Guillermo Jaim Etcheverry (born December 31, 1942) is an Argentinian physician and former rector of the Universidad de Buenos Aires (UBA).

Jaim Etcheverry achieved his M.D. in 1965 and his Ph.D. in 1972, both at the School of Medicine of the University of Buenos Aires. He committed to teaching and full-time research in the field of Neurobiology and became the Principal Investigator of the Argentine National Council of Research (CONICET) until 2012. He worked as a full-time professor and director of the Department of Cell Biology and Histology of the School of Medicine of the University of Buenos Aires until 2008.

From 1986 to 1990, he was dean of the School of Medicine. He carried out his postgraduate work in Basel, Switzerland, and later received the John Simon Guggenheim Memorial Foundation Fellowship to work at the Salk Institute, La Jolla, California, in 1978. He is a member of the Academy of Medical Sciences of Córdoba, the National Academy of Education (holding the Pedro Scalabrini seat), the National Academy of Sciences of Buenos Aires, and the Argentine Academy of Arts and Sciences of Communication.

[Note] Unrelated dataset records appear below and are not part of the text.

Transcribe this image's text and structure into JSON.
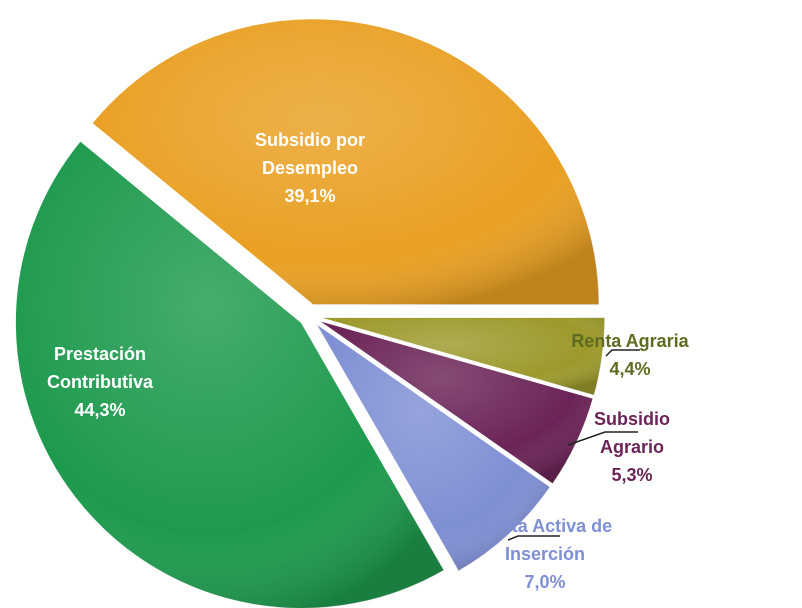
{
  "chart_data": {
    "type": "pie",
    "categories": [
      "Subsidio por Desempleo",
      "Prestación Contributiva",
      "Renta Activa de Inserción",
      "Subsidio Agrario",
      "Renta Agraria"
    ],
    "values": [
      39.1,
      44.3,
      7.0,
      5.3,
      4.4
    ],
    "value_labels": [
      "39,1%",
      "44,3%",
      "7,0%",
      "5,3%",
      "4,4%"
    ],
    "colors": [
      "#E9A023",
      "#1E9A4E",
      "#7F8FD4",
      "#6B2457",
      "#9C9A2C"
    ],
    "label_colors": [
      "#ffffff",
      "#ffffff",
      "#7F8FD4",
      "#6B2457",
      "#5E6B20"
    ]
  }
}
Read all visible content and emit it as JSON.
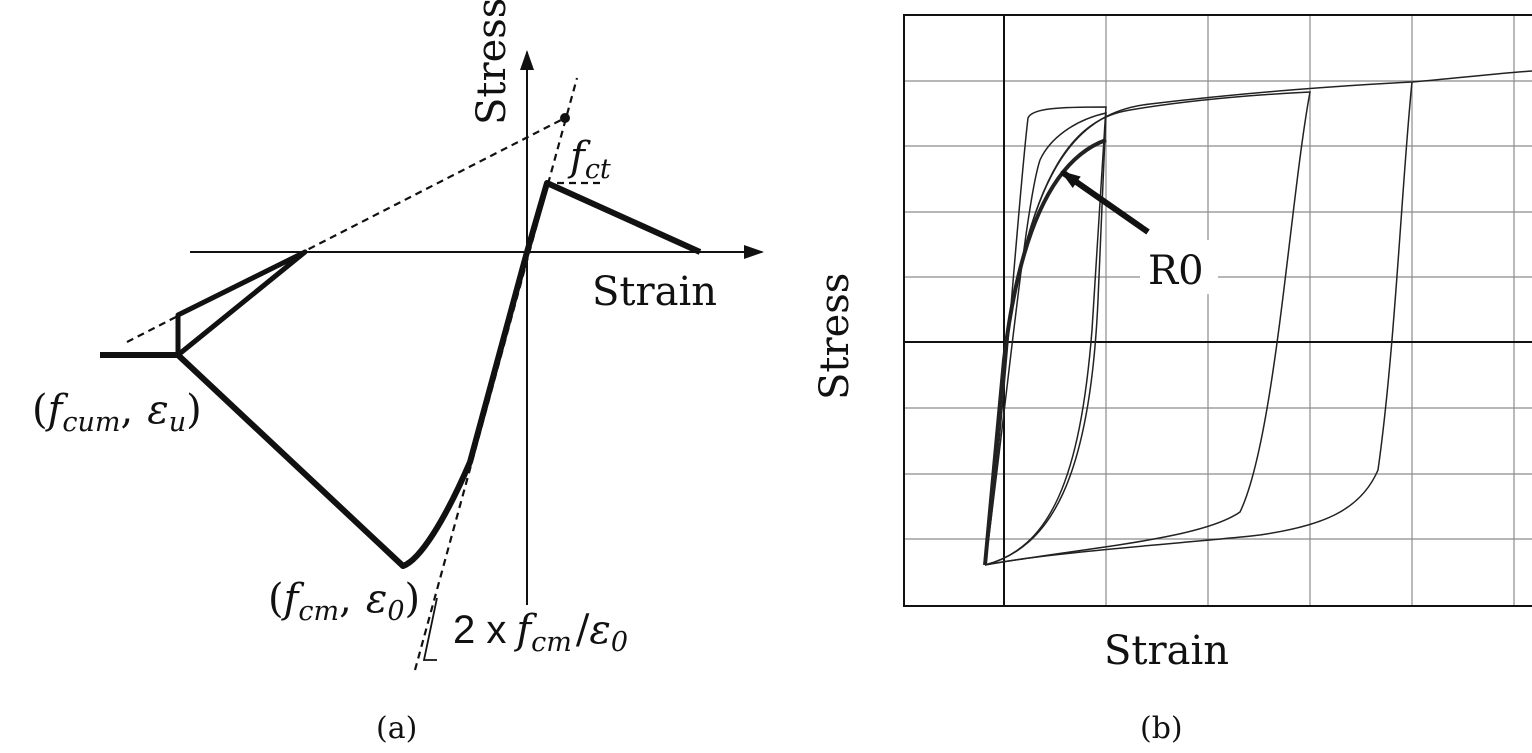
{
  "panel_a": {
    "y_axis_label": "Stress",
    "x_axis_label": "Strain",
    "peak_tension_label": "f",
    "peak_tension_sub": "ct",
    "ultimate_point_label": {
      "open": "(",
      "f": "f",
      "f_sub": "cum",
      "sep": ",",
      "eps": "ε",
      "eps_sub": "u",
      "close": ")"
    },
    "peak_compression_label": {
      "open": "(",
      "f": "f",
      "f_sub": "cm",
      "sep": ",",
      "eps": "ε",
      "eps_sub": "0",
      "close": ")"
    },
    "slope_label": {
      "coef": "2 x",
      "f": "f",
      "f_sub": "cm",
      "slash": "/",
      "eps": "ε",
      "eps_sub": "0"
    },
    "caption": "(a)"
  },
  "panel_b": {
    "y_axis_label": "Stress",
    "x_axis_label": "Strain",
    "pointer_label": "R0",
    "caption": "(b)"
  }
}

Apart from his many scientific papers and book chapters on his original research, in 1999, he published La Tragedia Educativa, a book on the state of education. He regularly writes about culture and education in major Argentine newspapers and frequently has spoken on these subjects when invited by various social organizations. In 2002, he was elected rector of the University of Buenos Aires for a period of four years. He received several distinctions, notably from organisations like the Pew Research Center's Latin American Program, the Fulbright Commission Argentina, and the former Antorchas Foundation.

He was named Master of Argentine Medicine in 2001. Then, in 2004, he was elected as a Foreign Honorary Member by the American Academy of Arts and Sciences. From 2005 to 2011, he chaired the Latin American and Caribbean Fellowships Selection Committee of the John Simon Guggenheim Memorial Foundation. He also received the Konex Award in Science and Technology. He was named Chevalier dans l’Ordre des Palmes Académiques by the French Republic and, between 2006 and 2012, he chaired the Fundación Carolina of Argentina, involved in the educational and scientific cooperation between Spain and Latin America.

In 2007, he received the Médaille d’Or from the “Société d’Encouragement au Progrès” in Paris, France. In 2009, he received an Honoris Causa degree from the Universidad de Morón in Argentina. In 2010, he was awarded the Bicentennial Medal by the City of Buenos Aires, and the Santa Clara de Asís Prize in 2014 for his trajectory, as well as the Honoris Causa degree of the Universidad Nacional del Noroeste de la Provincia de Buenos Aires (UNNOBA).